PHRASE FIRST USED BY CHARLES DICKENS
Students in American slang will be interested in knowing the origin of the now popular expression "Nobody Home," which is the title of the smart musical comedy that John Slocum will present at the Playhouse Friday evening, December 10.No less a man than Charles Dickens made this expression popular, and it occurs in his "Nicholas Nickleby." Ralph Nickleby, in a talk with the vicious Squeers, he of brimstone and treacle fame, asks Squeers about Smike, who they are plotting to take back to Squeers' school. Squeers, significantly tapping his forehead, remarks, "Nobody home, no matter how hard you knock." Since Dickens used "Nobody Home," it has become one of the most popular of current slang expressions.

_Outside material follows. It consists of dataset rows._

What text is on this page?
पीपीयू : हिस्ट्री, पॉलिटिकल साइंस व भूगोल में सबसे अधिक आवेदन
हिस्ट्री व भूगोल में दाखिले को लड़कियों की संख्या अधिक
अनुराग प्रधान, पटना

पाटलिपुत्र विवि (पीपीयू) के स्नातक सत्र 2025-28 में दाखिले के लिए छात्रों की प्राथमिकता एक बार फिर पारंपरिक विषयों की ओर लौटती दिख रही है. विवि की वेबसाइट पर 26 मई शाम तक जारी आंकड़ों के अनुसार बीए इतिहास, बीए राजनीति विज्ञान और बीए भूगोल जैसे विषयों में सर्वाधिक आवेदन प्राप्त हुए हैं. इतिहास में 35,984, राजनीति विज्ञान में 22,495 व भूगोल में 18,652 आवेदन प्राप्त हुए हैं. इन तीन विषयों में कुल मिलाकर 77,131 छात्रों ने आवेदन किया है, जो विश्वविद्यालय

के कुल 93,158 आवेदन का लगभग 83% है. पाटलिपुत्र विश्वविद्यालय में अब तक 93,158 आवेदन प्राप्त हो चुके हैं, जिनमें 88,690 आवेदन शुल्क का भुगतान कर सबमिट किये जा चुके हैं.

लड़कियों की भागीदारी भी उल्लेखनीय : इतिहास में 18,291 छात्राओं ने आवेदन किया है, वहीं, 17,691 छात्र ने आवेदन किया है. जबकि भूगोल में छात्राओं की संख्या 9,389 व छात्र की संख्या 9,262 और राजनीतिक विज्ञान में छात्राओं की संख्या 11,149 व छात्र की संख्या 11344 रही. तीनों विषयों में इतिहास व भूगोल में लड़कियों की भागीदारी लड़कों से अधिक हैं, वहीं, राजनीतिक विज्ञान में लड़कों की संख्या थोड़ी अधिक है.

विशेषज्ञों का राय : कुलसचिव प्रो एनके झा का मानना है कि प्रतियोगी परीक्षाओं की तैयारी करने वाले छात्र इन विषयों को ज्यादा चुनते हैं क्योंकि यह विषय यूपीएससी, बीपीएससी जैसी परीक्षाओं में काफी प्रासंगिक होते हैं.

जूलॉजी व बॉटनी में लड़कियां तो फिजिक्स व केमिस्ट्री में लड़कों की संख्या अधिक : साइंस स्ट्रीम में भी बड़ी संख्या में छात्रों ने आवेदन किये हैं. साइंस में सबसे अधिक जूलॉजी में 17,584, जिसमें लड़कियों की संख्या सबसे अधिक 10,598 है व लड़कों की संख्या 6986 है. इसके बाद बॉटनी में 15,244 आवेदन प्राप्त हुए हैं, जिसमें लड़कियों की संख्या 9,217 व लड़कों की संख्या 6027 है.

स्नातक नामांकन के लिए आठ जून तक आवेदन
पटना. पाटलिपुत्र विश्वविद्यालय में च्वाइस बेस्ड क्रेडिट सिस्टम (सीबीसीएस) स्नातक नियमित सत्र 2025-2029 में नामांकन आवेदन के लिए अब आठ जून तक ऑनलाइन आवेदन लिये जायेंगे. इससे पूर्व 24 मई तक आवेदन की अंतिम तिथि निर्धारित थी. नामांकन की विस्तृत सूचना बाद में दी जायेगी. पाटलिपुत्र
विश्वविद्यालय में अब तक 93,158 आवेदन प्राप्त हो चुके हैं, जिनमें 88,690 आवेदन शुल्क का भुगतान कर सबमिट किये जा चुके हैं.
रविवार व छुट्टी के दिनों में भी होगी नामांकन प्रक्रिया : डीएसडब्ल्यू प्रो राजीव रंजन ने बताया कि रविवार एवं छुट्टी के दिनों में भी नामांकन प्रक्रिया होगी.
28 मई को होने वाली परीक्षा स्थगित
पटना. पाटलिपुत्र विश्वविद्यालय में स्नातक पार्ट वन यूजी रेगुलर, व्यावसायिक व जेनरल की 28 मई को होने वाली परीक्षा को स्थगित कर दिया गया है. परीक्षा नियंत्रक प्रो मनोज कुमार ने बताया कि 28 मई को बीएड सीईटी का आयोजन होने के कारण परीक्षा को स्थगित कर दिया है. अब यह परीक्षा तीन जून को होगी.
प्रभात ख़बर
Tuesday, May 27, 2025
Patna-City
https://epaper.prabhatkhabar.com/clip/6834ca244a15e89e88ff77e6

Gossips Note: Nobody Home was written by Jerome Kern and Guy Bolton and was their first "Princess Theatre musical." It was an adaptation of a 1905 London show by Paul Rubens called Mr. Popple of Ippleton.
The Playhouse was located at 347 Warren Street. This picture of the Playhouse, with a "For Sale" sign on it, is dated March 27, 1932.
I don't have a copy of the OED close by, but I'd be stunned if Dickens were the first to use this phrase, rather than just one of its popularizers. Both Pope and Cowper used very similar language (tapping on head, remarking that no one is home to signify stupidity) in the early- and mid-18th century, well before Dickens.